The arising and ongoing challenges SMEs face explain the high rate of shutdowns and collapse of SMEs in Kenya and Africa.  As shown in Figure 2, SMEs close due to various reasons. The leading causes are profitability and losses. As seen above, the business environment in Kenya is hostile to SMEs, hence contributing to this undesirable reality.  

Figure 2: Representation of the distribution of Licensed Establishments by Reasons for change. 

 

Source: Kenya National Bureau of Statistics. Micro, small and medium establishment survey (2016).  

According to the Kenya National Bureau of Statistics Micro, Small and Medium Establishment Survey, the leading reason licensed establishments changed or closed their businesses was to pursue more profitable activities at 35.1% followed by business losses at 29.4%. This clearly shows that many SMEs in Kenya are not generating enough profit from their current operations, largely due to high taxation and operational costs. Taxes such as the Turnover Tax, Value Added Tax, and multiple levies continue to strain small businesses, reducing their ability to reinvest and expand. As a result, many entrepreneurs are either forced to close or shift to sectors perceived to be more profitable. This situation poses a significant risk to Kenya’s economy since SMEs provide many employment opportunities. When a large portion of these enterprises becomes unprofitable or exits the market, it leads to reduced job creation, lower household incomes, and slower overall economic growth. Therefore, addressing the heavy tax burden and creating a more supportive business environment is essential to sustain SME profitability and ensure long-term development.  

To foster the growth and development of small businesses in Kenya, several key recommendations can be implemented.

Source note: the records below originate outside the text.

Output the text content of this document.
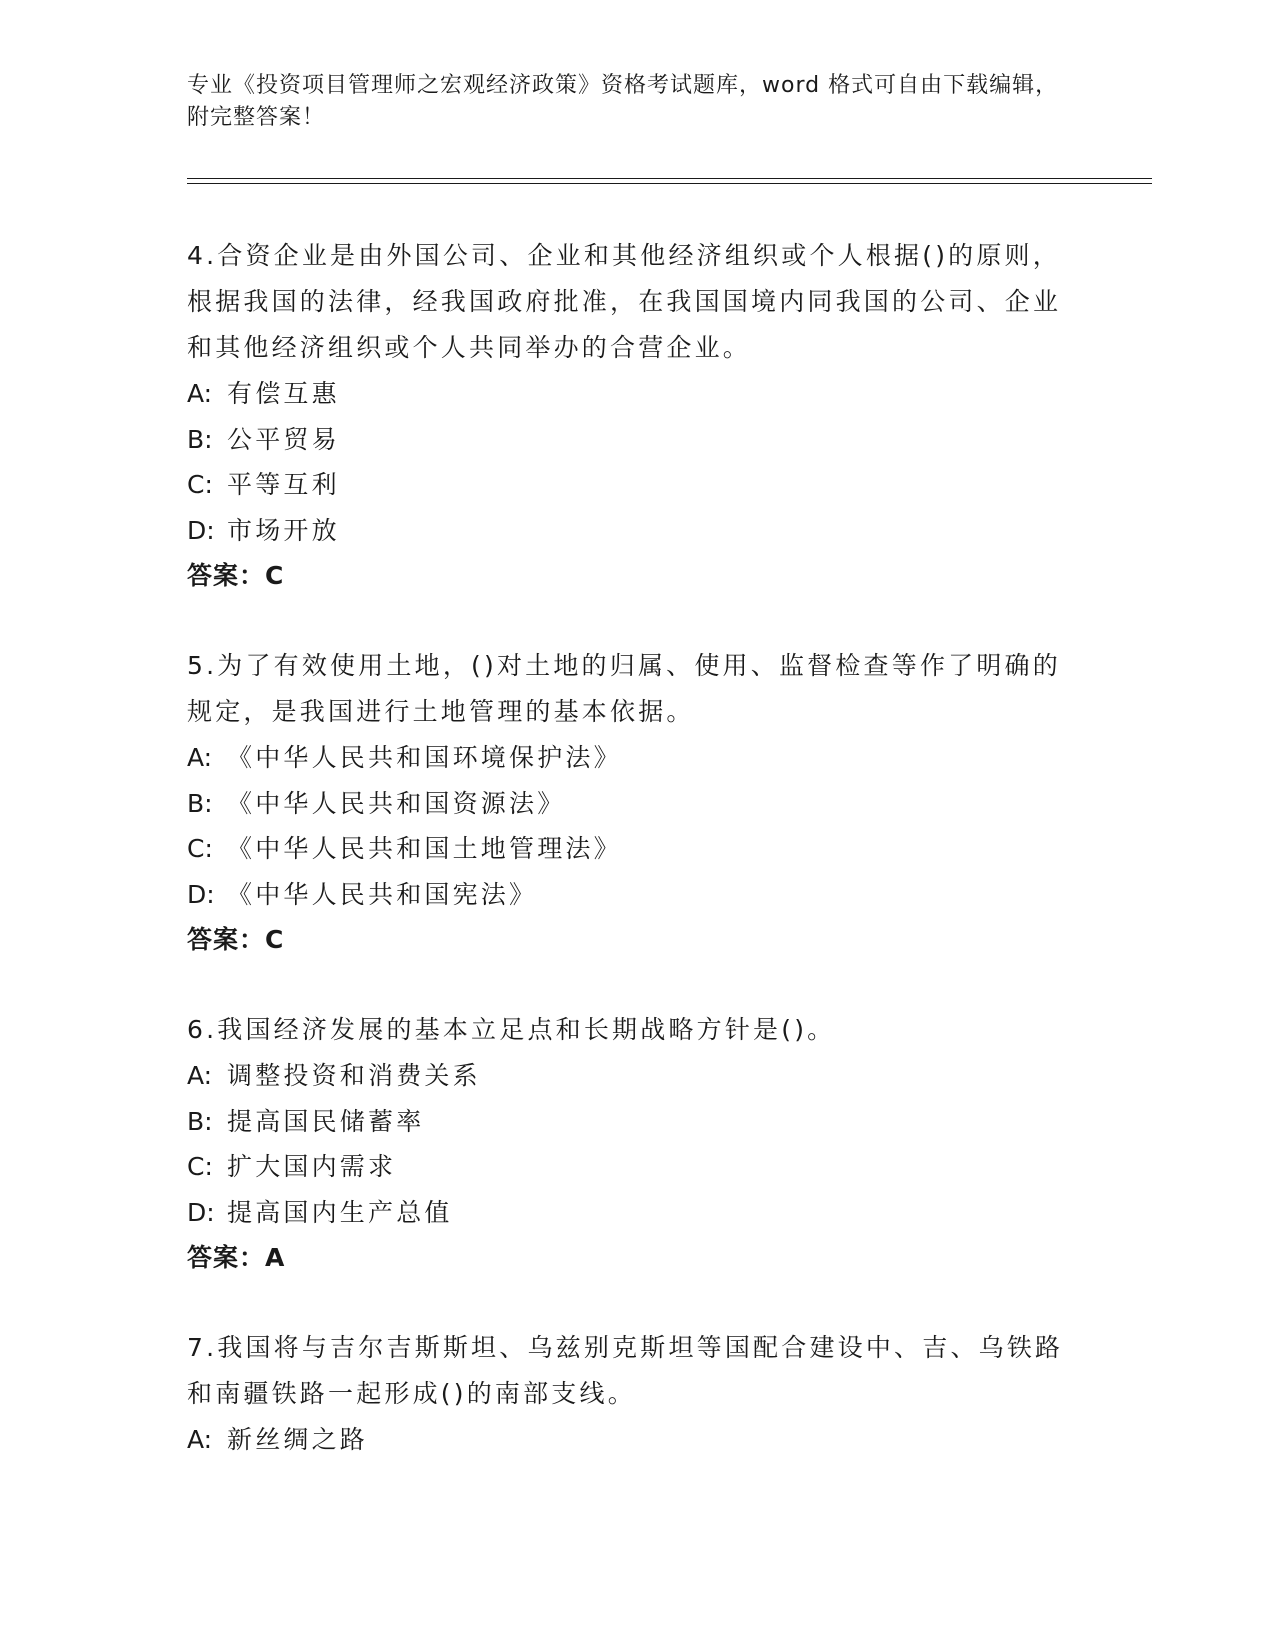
专业《投资项目管理师之宏观经济政策》资格考试题库，word 格式可自由下载编辑，附完整答案！

4.合资企业是由外国公司、企业和其他经济组织或个人根据()的原则，根据我国的法律，经我国政府批准，在我国国境内同我国的公司、企业和其他经济组织或个人共同举办的合营企业。

A: 有偿互惠

B: 公平贸易

C: 平等互利

D: 市场开放

答案：C

5.为了有效使用土地，()对土地的归属、使用、监督检查等作了明确的规定，是我国进行土地管理的基本依据。

A: 《中华人民共和国环境保护法》

B: 《中华人民共和国资源法》

C: 《中华人民共和国土地管理法》

D: 《中华人民共和国宪法》

答案：C

6.我国经济发展的基本立足点和长期战略方针是()。

A: 调整投资和消费关系

B: 提高国民储蓄率

C: 扩大国内需求

D: 提高国内生产总值

答案：A

7.我国将与吉尔吉斯斯坦、乌兹别克斯坦等国配合建设中、吉、乌铁路和南疆铁路一起形成()的南部支线。

A: 新丝绸之路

To address the challenges posed by an unpredictable tax regime, the government should reduce the frequency of discretionary changes to the tax code. Having one tax law that remains stable for a long period allows SMEs to focus on growth, investment and job creation, rather than navigating complex and ever-changing tax requirements.  

Public consultations on tax legislative amendments can significantly improve the tax environment for SMEs in Kenya. By engaging SMEs, industry associations, and other stakeholders, the government can create more effective and business-friendly tax policies, promote transparency, and reduce uncertainty. Best practices for public consultations include providing timely notice, clear guidelines, accessible platforms, and follow-up feedback. By adopting these practices, the government can foster a more favourable tax environment, promoting growth and investment in Kenya’s SME sector. The government should also reduce compliance costs and tax rates. Small businesses often divert essential resources to tax compliance that could be better utilised for growth-promoting activities. This highlights the disproportionate burden of taxes and complex tax systems placed on smaller enterprises, threatening their survival. Small businesses face challenges under the standard taxation framework, as they are subject to the same compliance requirements, costs, and tax rates as larger companies. By reducing compliance costs and tax rates, small enterprises can retain more profits, enhancing their financial stability and growth potential.